In 2004 Bill Ruckelshaus was appointed chairman of The William D. Ruckelshaus Center, a joint effort of the University of Washington and Washington State University. Together, the institutions apply university resources, knowledge, and a collaborative process to solve challenging public policy issues.

Both Bill and Jill Ruckelshaus have received individual awards for myriad accomplishments. Among more recent recognitions, she was honored as a 2014 Woman of Influence by the Puget Sound Business Journal.

In 2012, Mr. Ruckelshaus was the recipient of the NatureServe Conservation Award in honor of “the unique character, scale, and diversity of his contributions to the protection of the natural environment.”  In 2015, in recognition of his service to the country, he was awarded the Presidential Medal of Freedom, the highest civilian honor in the U.S.

Reflecting on their decades of distinguished service, this year’s First Citizen Award winners commented on their philosophies.

“I’ve concluded there are four important criteria for what makes a job worthwhile,” stated Bill Ruckelshaus. That list includes interest, excitement, challenge, and fulfillment. He noted it is tough to find the same degree of fulfillment that he found in the government. “At EPA, you work for a cause that is beyond self-interest and larger than the goals people normally pursue. You’re not there for the money, you’re there for something beyond yourself.”

Commenting on her own leadership philosophy, Jill Ruckelshaus says “Envision change, encourage and validate others.” As for her advice for others, she believes “Excellence is a habit. Do your best work and be kind every day.”

Like many of the past honorees, the Ruckelshaus’ join an elite group of recipients whose vision, leadership, volunteerism and generosity have enhanced the region’s vibrancy and quality of life. Past recipients include individuals, couples, families and organizations; they hail from humanitarian groups, charitable, health and educational institutions, arts groups, environmental causes and various civic endeavors.
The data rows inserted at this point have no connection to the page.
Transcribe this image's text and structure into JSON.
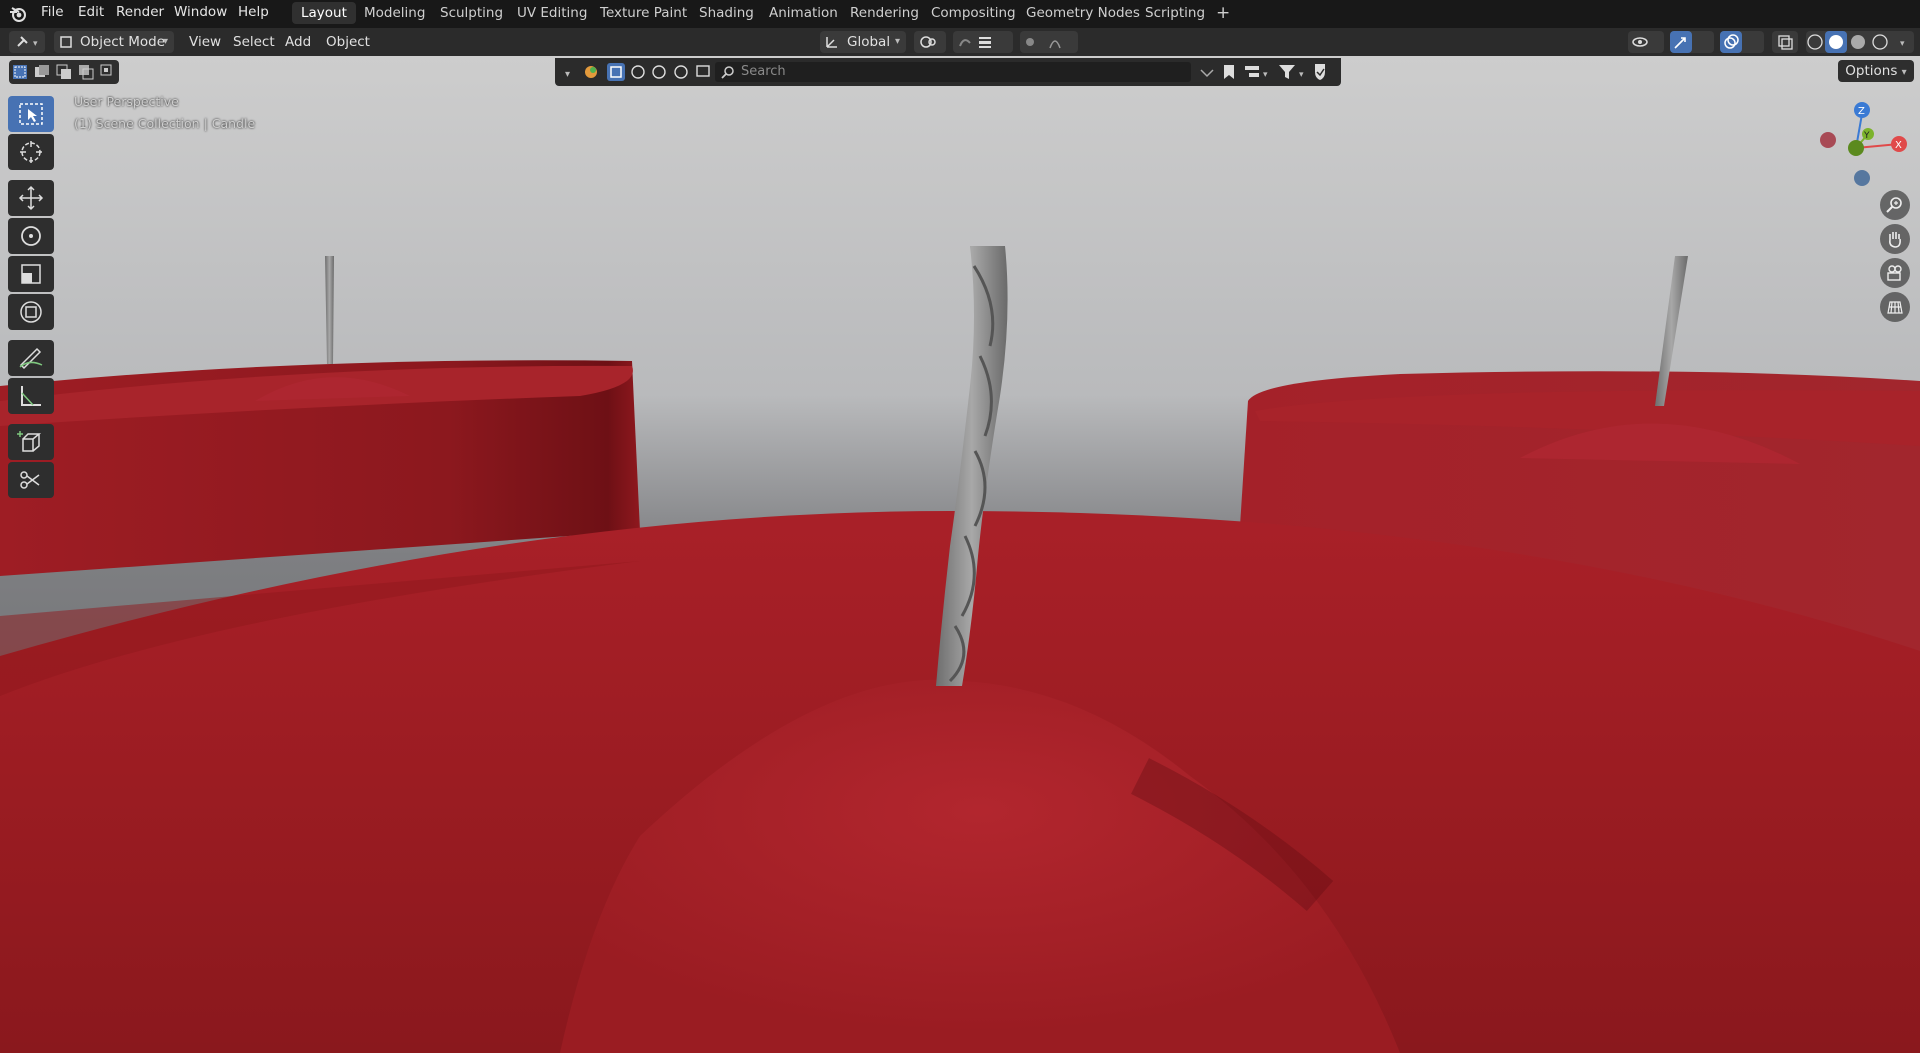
{
  "menu": [
    "File",
    "Edit",
    "Render",
    "Window",
    "Help"
  ],
  "workspaces": [
    "Layout",
    "Modeling",
    "Sculpting",
    "UV Editing",
    "Texture Paint",
    "Shading",
    "Animation",
    "Rendering",
    "Compositing",
    "Geometry Nodes",
    "Scripting"
  ],
  "active_workspace": "Layout",
  "header": {
    "mode": "Object Mode",
    "view_menu": [
      "View",
      "Select",
      "Add",
      "Object"
    ],
    "orientation": "Global",
    "search_placeholder": "Search",
    "options_label": "Options"
  },
  "viewport": {
    "perspective_label": "User Perspective",
    "collection_label": "(1) Scene Collection | Candle",
    "gizmo": {
      "z": "Z",
      "y": "Y",
      "x": "X"
    }
  },
  "colors": {
    "candle_red": "#9c1e24",
    "wick_grey": "#8c8c8c",
    "accent_blue": "#4772b3"
  }
}
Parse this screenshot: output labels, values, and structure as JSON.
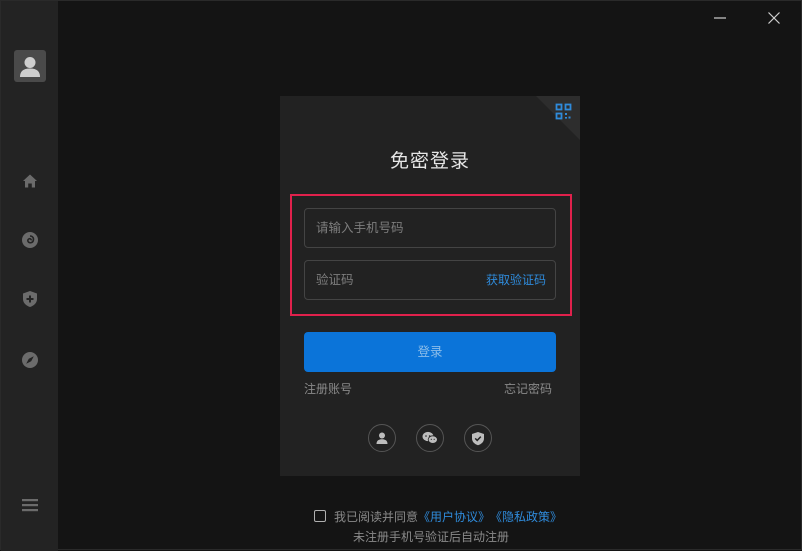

Other couples who have been honored as First Citizens include Kayla and Ned Skinner (1974); Buster and Nancy Alvord (1991); Laurie and Scott Oki (2002); Dan and Nancy Evans (2003); Jeffrey and Susan Brotman (2005); James and Sherry Raisbeck (2007); and Jamie and Karen Moyer (2011).

About the First Citizen Award

Since its inception in 1939, the First Citizen Award (believed to be this region’s oldest such recognition) continues to celebrate community leadership, volunteerism and public service.